Launching a successful eCommerce startup is a difficult road. Here are the top four mistakes that can potentially kill your startup.
Whether your startup is just now coming into being with an eCommerce focus, or you're bringing your company online for the first time, how you go online is incredibly crucial.
Many businesses are seeing more and more profits coming from their online segments, but if you don't build your eCommerce startup properly, you're not going to make it.
Here are the top four mistakes you need to avoid to have a successful eCommerce startup.
1. Lack of Focus
A lack of focus is one of the biggest mistakes that eCommerce startups make. Your website may sell a variety of products, but you need to make sure that each page is precisely targeted so that customers can find what they want where they want it.
If your site is poorly designed, has low quality, amateur graphics, or is just confusing to navigate, potential customers are going to close your page and go shop with your competition.
What this means for you: If you're building your own website, spend a lot of time looking at the competition and understanding both what they do right, and what they do wrong. If you're hiring out your website build, get good references, and communicate clearly about what you need your site to do.
2. Forgetting About SEO
If your site is basically focused on selling products, then SEO isn't a concern, right? Wrong!
More and more, consumers expect to see well written, engaging descriptions on your website, just like they would get in a catalog. Those same descriptions will be used by Google as search terms to index and rank your site.
One of the best ways to keep your site high in Google's rankings is to keep your website up-to-date and fresh. This also involves, you guessed it, SEO and content creation.
What this means for you: start with eCommerce SEO from the beginning. Understand the search terms that are going to pull in traffic to your website and use them in your titles, descriptions, URL's and product page.
3. Not Managing Your Email List
What will your company use its email list for? Just sending out shipping notifications and occasional coupons?
There's so much more that you can do. A common mistake eCommerce businesses make is not taking advantage of their email list early and often.
Many companies assume that when they want to get in touch with their customers, they'll use a blog or social media. You only need to follow the troubles businesses have in reaching the full audience of their Facebook fans, however, to understand how that strategy can backfire.

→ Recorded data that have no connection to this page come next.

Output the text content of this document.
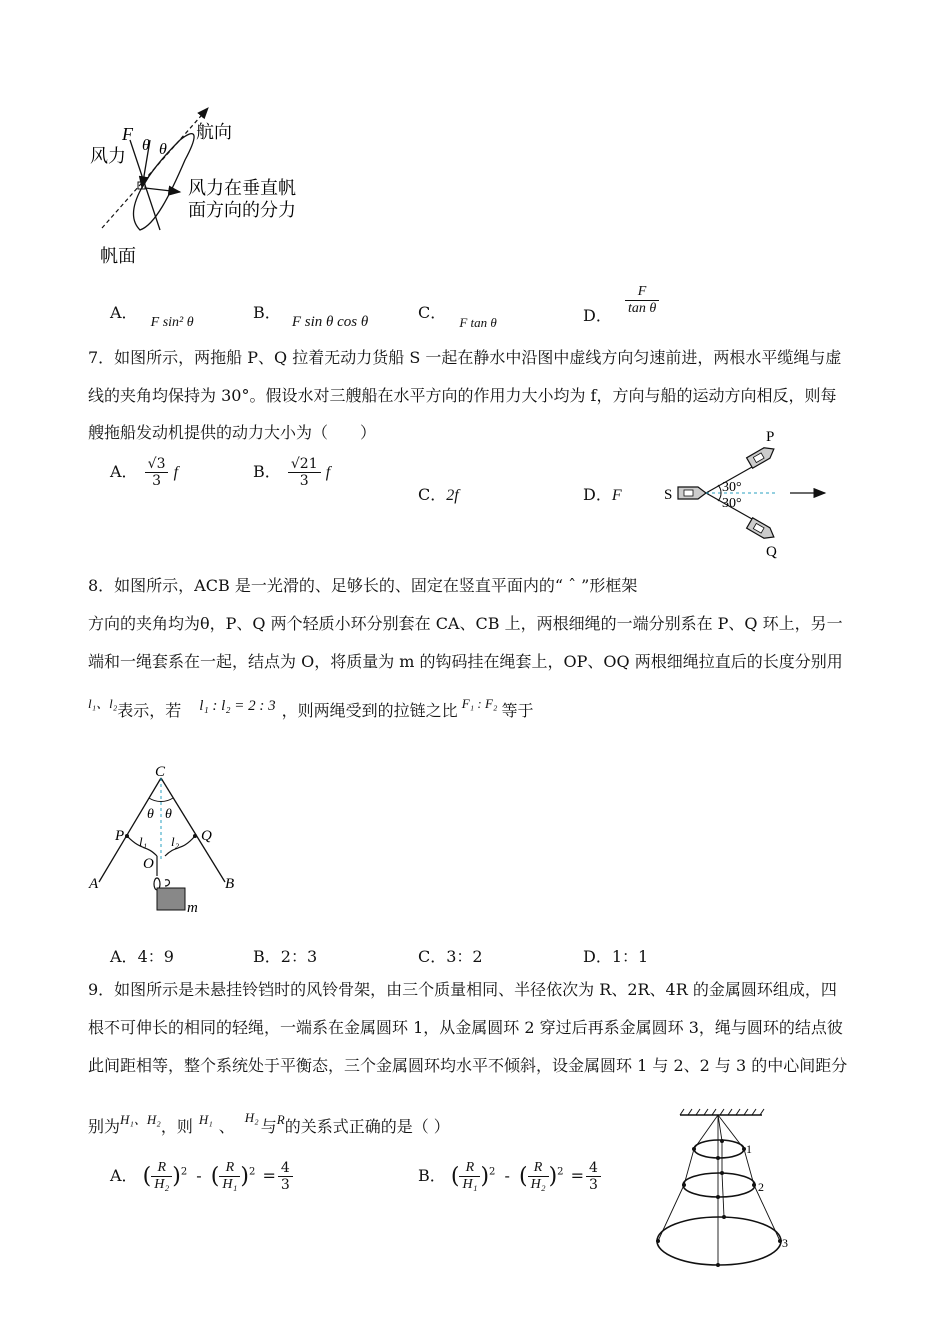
F
θ θ
风力
航向
风力在垂直帆
面方向的分力
帆面
A． F sin² θ
B． F sin θ cos θ	C． $_{F tan \theta}$	D． $\frac{F}{\text{tan θ}}$
7．如图所示，两拖船 P、Q 拉着无动力货船 S 一起在静水中沿图中虚线方向匀速前进，两根水平缆绳与虚
线的夹角均保持为 30°。假设水对三艘船在水平方向的作用力大小均为 f，方向与船的运动方向相反，则每
艘拖船发动机提供的动力大小为（　　）
A． $\frac{√3}{3}$ f	B． $\frac{√21}{3}$ f
C．2f	D．F
P
Q
S	30°
30°
8．如图所示，ACB 是一光滑的、足够长的、固定在竖直平面内的“ ˆ ”形框架
方向的夹角均为θ，P、Q 两个轻质小环分别套在 CA、CB 上，两根细绳的一端分别系在 P、Q 环上，另一
端和一绳套系在一起，结点为 O，将质量为 m 的钩码挂在绳套上，OP、OQ 两根细绳拉直后的长度分别用
$^{l_1、l_2}$表示，若 l₁ : l₂ = 2 : 3 ，则两绳受到的拉链之比 $^{F_1 : F_2}$ 等于
C
θ θ
P	Q
l₁ l₂
O
A	B
m
A．4：9	B．2：3	C．3：2	D．1：1
9．如图所示是未悬挂铃铛时的风铃骨架，由三个质量相同、半径依次为 R、2R、4R 的金属圆环组成，四
根不可伸长的相同的轻绳，一端系在金属圆环 1，从金属圆环 2 穿过后再系金属圆环 3，绳与圆环的结点彼
此间距相等，整个系统处于平衡态，三个金属圆环均水平不倾斜，设金属圆环 1 与 2、2 与 3 的中心间距分
别为$^{H_1、H_2}$，则 $^{H_1}$ 、 $^{H_2}$ 与$^R$的关系式正确的是（ ）
A． ( $\frac{R}{\text{H₂}} )^2$ - ( $\frac{R}{\text{H₁}} )^2 = \frac{4}{3}$	B． ( $\frac{R}{\text{H₁}} )^2$ - ( $\frac{R}{\text{H₂}} )^2 = \frac{4}{3}$
1
2
3
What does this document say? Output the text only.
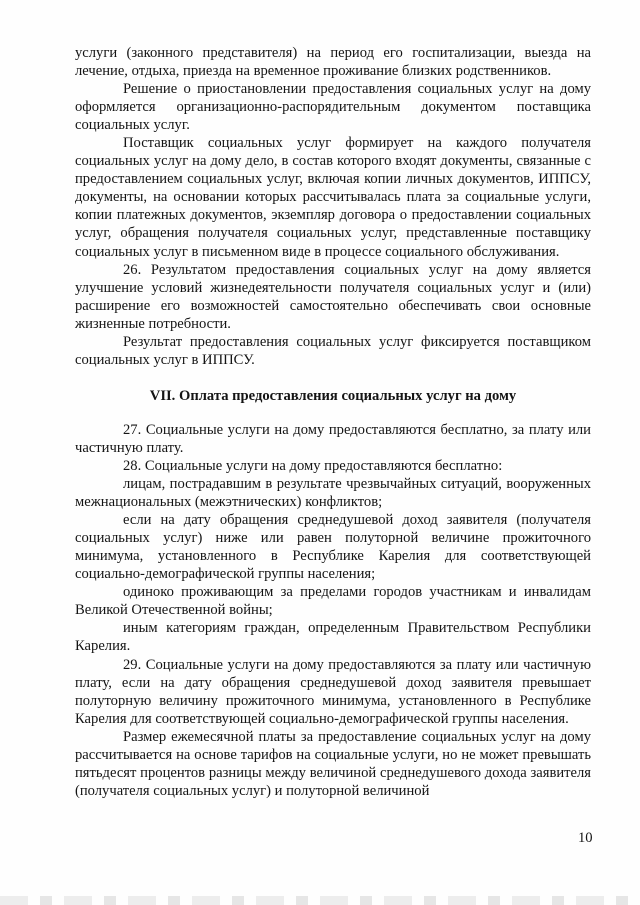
услуги (законного представителя) на период его госпитализации, выезда на лечение, отдыха, приезда на временное проживание близких родственников.

Решение о приостановлении предоставления социальных услуг на дому оформляется организационно-распорядительным документом поставщика социальных услуг.

Поставщик социальных услуг формирует на каждого получателя социальных услуг на дому дело, в состав которого входят документы, связанные с предоставлением социальных услуг, включая копии личных документов, ИППСУ, документы, на основании которых рассчитывалась плата за социальные услуги, копии платежных документов, экземпляр договора о предоставлении социальных услуг, обращения получателя социальных услуг, представленные поставщику социальных услуг в письменном виде в процессе социального обслуживания.

26. Результатом предоставления социальных услуг на дому является улучшение условий жизнедеятельности получателя социальных услуг и (или) расширение его возможностей самостоятельно обеспечивать свои основные жизненные потребности.

Результат предоставления социальных услуг фиксируется поставщиком социальных услуг в ИППСУ.

VII. Оплата предоставления социальных услуг на дому

27. Социальные услуги на дому предоставляются бесплатно, за плату или частичную плату.

28. Социальные услуги на дому предоставляются бесплатно:

лицам, пострадавшим в результате чрезвычайных ситуаций, вооруженных межнациональных (межэтнических) конфликтов;

если на дату обращения среднедушевой доход заявителя (получателя социальных услуг) ниже или равен полуторной величине прожиточного минимума, установленного в Республике Карелия для соответствующей социально-демографической группы населения;

одиноко проживающим за пределами городов участникам и инвалидам Великой Отечественной войны;

иным категориям граждан, определенным Правительством Республики Карелия.

29. Социальные услуги на дому предоставляются за плату или частичную плату, если на дату обращения среднедушевой доход заявителя превышает полуторную величину прожиточного минимума, установленного в Республике Карелия для соответствующей социально-демографической группы населения.

Размер ежемесячной платы за предоставление социальных услуг на дому рассчитывается на основе тарифов на социальные услуги, но не может превышать пятьдесят процентов разницы между величиной среднедушевого дохода заявителя (получателя социальных услуг) и полуторной величиной

10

What this means for you: When you collect information from your customer, capture the email address if you can, and then get permission to send the customer occasional, targeted messages about your product.
Once you have that email address and permission, respect your customer and send them emails that are relevant or a new product launch. Sending them too frequently will cause your customer to unsubscribe just as quickly as they subscribed in the first place.
Related Article: Project Management Tips for Creating an E-Commerce Site
4. No Target Customers
Another mistake eCommerce businesses make is not having a target customer or choosing a group of customers that are almost impossible to reach. After all, unless you're a Fortune 50 company, there's no way to have "everyone" as your target audience.
The smaller your company is, the more tightly you need to focus your marketing.
What this mean for you: Part of your business plan should be determining your ideal customer. You should know their age, demographic, career status, and family status.
You should know what else they're buying, and where they spend their online leisure time. You can then target your marketing to reach them where they are and make sure that it appeals to them. When your sales fall, the first step is to make sure that you're still connecting with your ideal customer.
Sometimes, it seems like eCommerce is so hot that all you need to do is copy another startup, and your business will succeed.
While the industry is still rapidly expanding, you need to move forward as carefully as you would in any business. By starting with a good idea and avoiding these pitfalls, you'll be able to make sure that your business develops strongly, and in the right direction.